LaTurbo Avedon is a virtual character, a fiction that lives and breathes online. When I interviewed her for this profile (over Gchat, naturally), she described her origins enigmatically: “You could probably say I was born in the character creation screen of a video game, or in a create-new-user field for a new email address.” In other words, she’s an immaculate digital conception.
Avedon’s projects run from club remixes that she posts online to videos of her avatar dancing in surreal virtual chambers designed from the remains of historical artworks — see “Club Rothko.” Avedon’s ongoing series of “New Sculpts” are jagged digital constructions made from image files turned into three-dimensional mesh.
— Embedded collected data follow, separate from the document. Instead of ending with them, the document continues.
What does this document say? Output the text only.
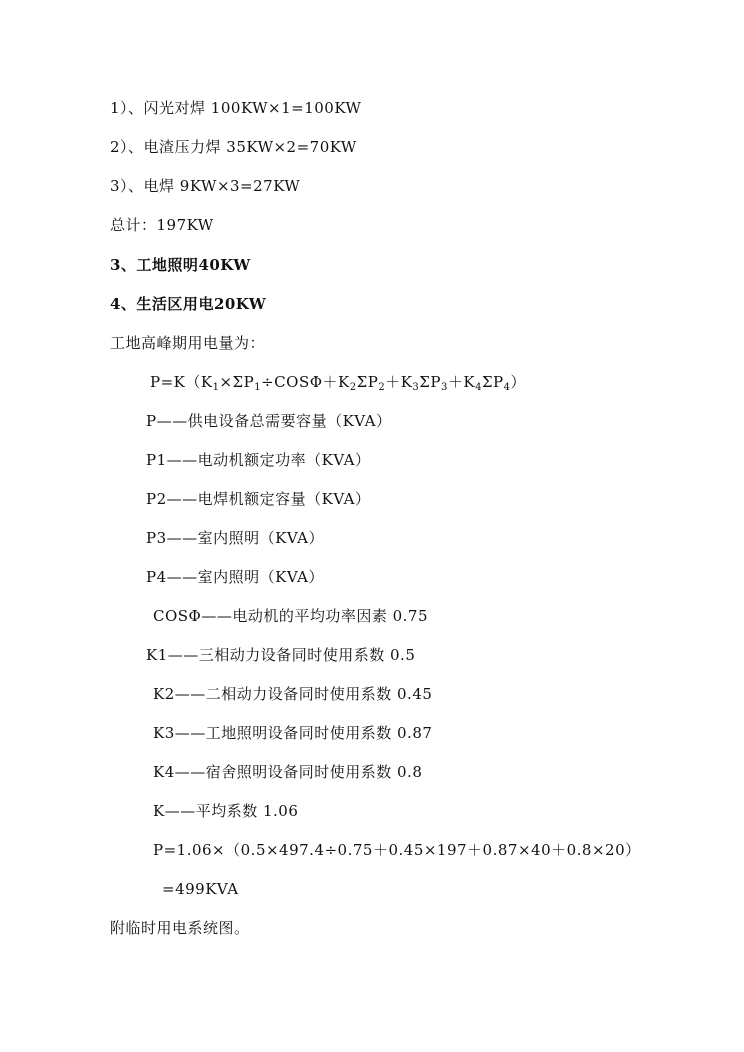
1）、闪光对焊 100KW×1=100KW
2）、电渣压力焊 35KW×2=70KW
3）、电焊 9KW×3=27KW
总计：197KW
3、工地照明40KW
4、生活区用电20KW
工地高峰期用电量为：
$P=K(K_1\times\Sigma P_1\div COS\Phi+K_2\Sigma P_2+K_3\Sigma P_3+K_4\Sigma P_4)$
P——供电设备总需要容量（KVA）
P1——电动机额定功率（KVA）
P2——电焊机额定容量（KVA）
P3——室内照明（KVA）
P4——室内照明（KVA）
COSΦ——电动机的平均功率因素 0.75
K1——三相动力设备同时使用系数 0.5
K2——二相动力设备同时使用系数 0.45
K3——工地照明设备同时使用系数 0.87
K4——宿舍照明设备同时使用系数 0.8
K——平均系数 1.06
P=1.06×（0.5×497.4÷0.75＋0.45×197＋0.87×40＋0.8×20）
=499KVA
附临时用电系统图。
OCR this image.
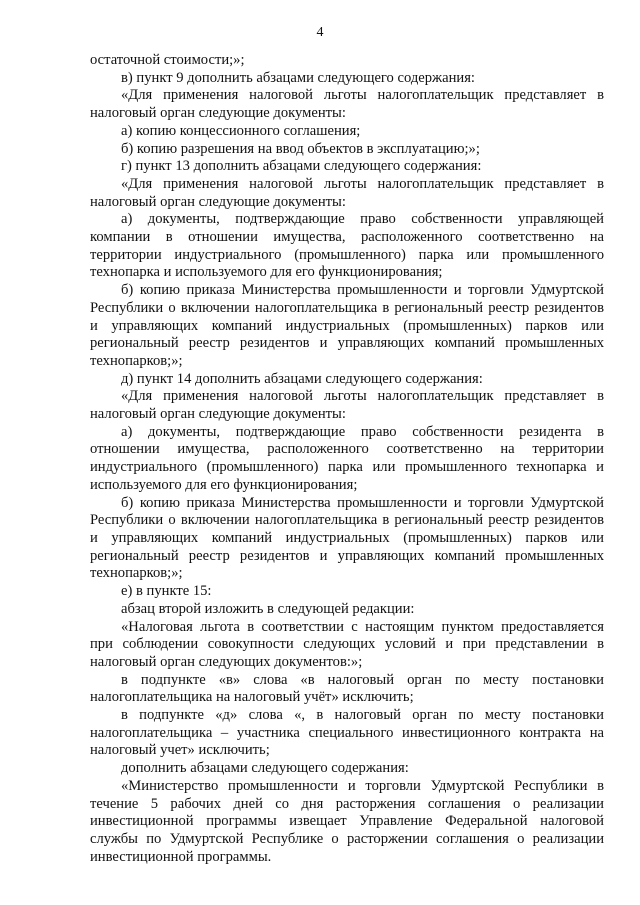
4

остаточной стоимости;»;

в) пункт 9 дополнить абзацами следующего содержания:

«Для применения налоговой льготы налогоплательщик представляет в налоговый орган следующие документы:

а) копию концессионного соглашения;

б) копию разрешения на ввод объектов в эксплуатацию;»;

г) пункт 13 дополнить абзацами следующего содержания:

«Для применения налоговой льготы налогоплательщик представляет в налоговый орган следующие документы:

а) документы, подтверждающие право собственности управляющей компании в отношении имущества, расположенного соответственно на территории индустриального (промышленного) парка или промышленного технопарка и используемого для его функционирования;

б) копию приказа Министерства промышленности и торговли Удмуртской Республики о включении налогоплательщика в региональный реестр резидентов и управляющих компаний индустриальных (промышленных) парков или региональный реестр резидентов и управляющих компаний промышленных технопарков;»;

д) пункт 14 дополнить абзацами следующего содержания:

«Для применения налоговой льготы налогоплательщик представляет в налоговый орган следующие документы:

а) документы, подтверждающие право собственности резидента в отношении имущества, расположенного соответственно на территории индустриального (промышленного) парка или промышленного технопарка и используемого для его функционирования;

б) копию приказа Министерства промышленности и торговли Удмуртской Республики о включении налогоплательщика в региональный реестр резидентов и управляющих компаний индустриальных (промышленных) парков или региональный реестр резидентов и управляющих компаний промышленных технопарков;»;

е) в пункте 15:

абзац второй изложить в следующей редакции:

«Налоговая льгота в соответствии с настоящим пунктом предоставляется при соблюдении совокупности следующих условий и при представлении в налоговый орган следующих документов:»;

в подпункте «в» слова «в налоговый орган по месту постановки налогоплательщика на налоговый учёт» исключить;

в подпункте «д» слова «, в налоговый орган по месту постановки налогоплательщика – участника специального инвестиционного контракта на налоговый учет» исключить;

дополнить абзацами следующего содержания:

«Министерство промышленности и торговли Удмуртской Республики в течение 5 рабочих дней со дня расторжения соглашения о реализации инвестиционной программы извещает Управление Федеральной налоговой службы по Удмуртской Республике о расторжении соглашения о реализации инвестиционной программы.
Inspired by modernist painters like Jean Metzinger and El Lissitzky, the works combine art history with contemporary CGI aesthetics. “Last year I spent a lot of time using a borrowed ArtStor login and playing Mass Effect, and I suppose I wanted to meet somewhere in the middle,” she explained.
The “New Sculpts” are the backbone of Avedon’s upcoming exhibition at Bushwick’s Transfer gallery, opening this Saturday, July 20th. In the show, the images will be printed large-scale on vinyl, the same material that stretches across billboards. One print will stretch floor to ceiling to cut the space in half, a first for the young gallery, according to Transfer co-founder Kelani Nichole. Avedon will also be in attendance at the opening. How, you might ask? The possibilities include a performance in the MMORPG Second Life or an interactive chat.
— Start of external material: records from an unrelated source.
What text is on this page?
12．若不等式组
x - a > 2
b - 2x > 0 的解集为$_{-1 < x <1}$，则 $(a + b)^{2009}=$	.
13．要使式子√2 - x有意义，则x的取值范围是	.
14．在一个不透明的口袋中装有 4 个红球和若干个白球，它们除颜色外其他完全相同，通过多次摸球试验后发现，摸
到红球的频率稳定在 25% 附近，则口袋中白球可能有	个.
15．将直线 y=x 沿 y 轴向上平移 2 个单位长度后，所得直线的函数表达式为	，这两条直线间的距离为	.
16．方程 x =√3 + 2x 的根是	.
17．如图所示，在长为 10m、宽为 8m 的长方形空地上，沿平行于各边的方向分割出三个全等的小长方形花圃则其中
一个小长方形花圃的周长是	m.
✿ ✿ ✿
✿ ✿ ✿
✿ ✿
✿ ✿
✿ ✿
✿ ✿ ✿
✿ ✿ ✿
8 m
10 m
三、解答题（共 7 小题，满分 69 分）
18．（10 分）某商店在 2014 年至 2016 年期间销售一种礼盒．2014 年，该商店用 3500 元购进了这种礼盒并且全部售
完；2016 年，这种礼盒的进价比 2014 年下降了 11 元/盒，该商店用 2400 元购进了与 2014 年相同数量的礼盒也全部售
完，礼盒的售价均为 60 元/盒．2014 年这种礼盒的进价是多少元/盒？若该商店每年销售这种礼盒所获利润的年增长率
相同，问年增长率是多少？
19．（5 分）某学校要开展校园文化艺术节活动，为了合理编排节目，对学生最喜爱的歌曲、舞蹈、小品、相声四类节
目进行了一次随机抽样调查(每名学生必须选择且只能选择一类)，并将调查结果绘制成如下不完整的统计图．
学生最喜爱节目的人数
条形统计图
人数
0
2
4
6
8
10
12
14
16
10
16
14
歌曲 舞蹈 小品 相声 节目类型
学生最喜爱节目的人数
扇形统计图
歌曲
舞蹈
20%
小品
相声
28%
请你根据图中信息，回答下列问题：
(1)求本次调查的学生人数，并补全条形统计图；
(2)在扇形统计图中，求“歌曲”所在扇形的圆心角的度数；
“As you can imagine it is not easy coordinating a physical exhibition when you’re not able to be there,” Avedon said. To remedy this, the artist worked with Nichole to create a scaled rendering of the gallery and designed her installations there. The process was “quite schematic,” Avedon noted, but it’s actually not so different from how many non-virtual artists work with exhibitions—these days, we all exist virtually.
Yet Avedon takes extra care to preserve her anonymity. Hence her decision to sell the Transfer gallery work via Bitcoin, a digital crypto-currency that’s more often used to buy drugs and weapons than paintings. The artist used Bitcoin to pay for the show’s printing costs. “It was an ideal and private means to arrange for the exports of the work,” Avedon said.
A virtual artist uses virtual currency. The choice suits Avedon’s precarious existence. “The successes or failures of Bitcoin are uncertain, just as mine are,” the artist told me. The currency also makes a good comparison for the instability of the art market itself, driven as it is by the tastes of curators and collectors. “Bitcoin’s valuation is so volatile; the implication on the artwork is that one day it could be worth a lot more than the next,” Transfer’s Kelani Nichole said.
Such uncertainty can be scary, particularly to art patrons unused to digital work. But have no fear. “If collectors are interested in collecting but squeamish about Bitcoin, we will facilitate a transaction on their behalf,” Nichole assured me.
The artist, however, will still stay virtual.